Мадам Прево оказалась маленькой и хрупкой, но энергичной женщиной с угловатым лицом, обрамленным седыми волосами. Ее одежда была далеко не новой. Все в ее облике громко заявляло: мы из небогатой среды. Она не пожелала ни снять пальто, ни поставить сумку, ей явно не терпелось покончить с формальностями и уйти.
— Ну, все-таки слишком много неожиданностей сразу, — заметил Арман, который принимал ее первым. — Вот представьте себе: ваша дочь кончает жизнь самоубийством после того, как убила минимум шесть человек, — есть отчего прийти в замешательство, не правда ли?

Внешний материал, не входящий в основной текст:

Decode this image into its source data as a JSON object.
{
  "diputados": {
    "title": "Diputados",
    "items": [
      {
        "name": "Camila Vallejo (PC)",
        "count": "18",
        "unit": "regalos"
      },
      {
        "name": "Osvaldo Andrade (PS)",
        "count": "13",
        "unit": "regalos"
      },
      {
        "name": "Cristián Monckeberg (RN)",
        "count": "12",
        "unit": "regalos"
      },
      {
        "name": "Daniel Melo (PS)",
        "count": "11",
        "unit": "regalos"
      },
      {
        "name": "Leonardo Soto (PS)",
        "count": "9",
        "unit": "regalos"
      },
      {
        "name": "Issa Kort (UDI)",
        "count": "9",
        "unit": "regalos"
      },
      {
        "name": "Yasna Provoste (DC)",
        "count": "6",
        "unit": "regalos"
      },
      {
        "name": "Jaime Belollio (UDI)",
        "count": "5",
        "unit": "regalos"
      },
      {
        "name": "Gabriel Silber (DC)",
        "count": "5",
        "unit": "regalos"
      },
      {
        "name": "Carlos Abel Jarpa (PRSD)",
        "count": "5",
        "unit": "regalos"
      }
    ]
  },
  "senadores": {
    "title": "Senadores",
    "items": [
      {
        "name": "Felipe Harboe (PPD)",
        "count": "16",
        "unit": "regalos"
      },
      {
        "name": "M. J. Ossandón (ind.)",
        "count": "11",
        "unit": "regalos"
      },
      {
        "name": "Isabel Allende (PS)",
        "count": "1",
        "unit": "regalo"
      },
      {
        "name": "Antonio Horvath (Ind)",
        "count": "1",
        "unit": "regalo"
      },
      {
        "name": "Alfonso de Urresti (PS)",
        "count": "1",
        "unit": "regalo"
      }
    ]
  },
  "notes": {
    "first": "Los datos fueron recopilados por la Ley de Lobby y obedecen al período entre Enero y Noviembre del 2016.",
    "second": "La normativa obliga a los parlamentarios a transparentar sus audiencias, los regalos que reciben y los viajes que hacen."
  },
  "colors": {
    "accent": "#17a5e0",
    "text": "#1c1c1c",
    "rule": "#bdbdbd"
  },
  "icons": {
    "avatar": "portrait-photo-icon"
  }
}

Перед этим Камиль долго разговаривал с ним в коридоре о том, как лучше подготовить свидетельницу к опознанию. Ей предстояло оказаться перед столькими вещами ее покойной дочери — детскими, подростковыми, женскими, — не имеющими никакой особой ценности, но тем более способными разбить вам сердце, когда ваш ребенок умер. Мадам Прево держалась хорошо, не плакала, казалось, она все понимает, — но, оказавшись перед столами, на которых была устроена своего рода выставка воспоминаний, слегка пошатнулась, и ей пододвинули стул. В такие моменты сторонним свидетелям всегда нелегко — они переминаются с ноги на ногу, обреченные на терпение и бездействие. Мадам Прево так и не выпустила из рук сумку, она сидела словно на официальном приеме, иногда указывая на знакомые предметы — нашлось немало и таких, которых она не знала или не помнила. Часто она приходила в замешательство, ее голос звучал неуверенно — как если бы она видела вместо обычного портрета дочери шарж или отражение в искривленном зеркале и сомневалась, что это действительно Алекс. Для нее все эти вещи были каким-то разрозненным набором хаотичных деталей, который ни о чем ей не говорил. В том, что жизнь ее дочери в итоге свелась к грудам бессмысленных безделушек и прочей ерунды, ей виделось нечто несправедливое, даже оскорбительное. В конце концов она стала явно нервничать — вертя головой во все стороны, она то и дело повторяла:
— Но зачем ей понадобилось это хранить? Всю эту дребедень?.. Вы уверены, что это действительно ее?..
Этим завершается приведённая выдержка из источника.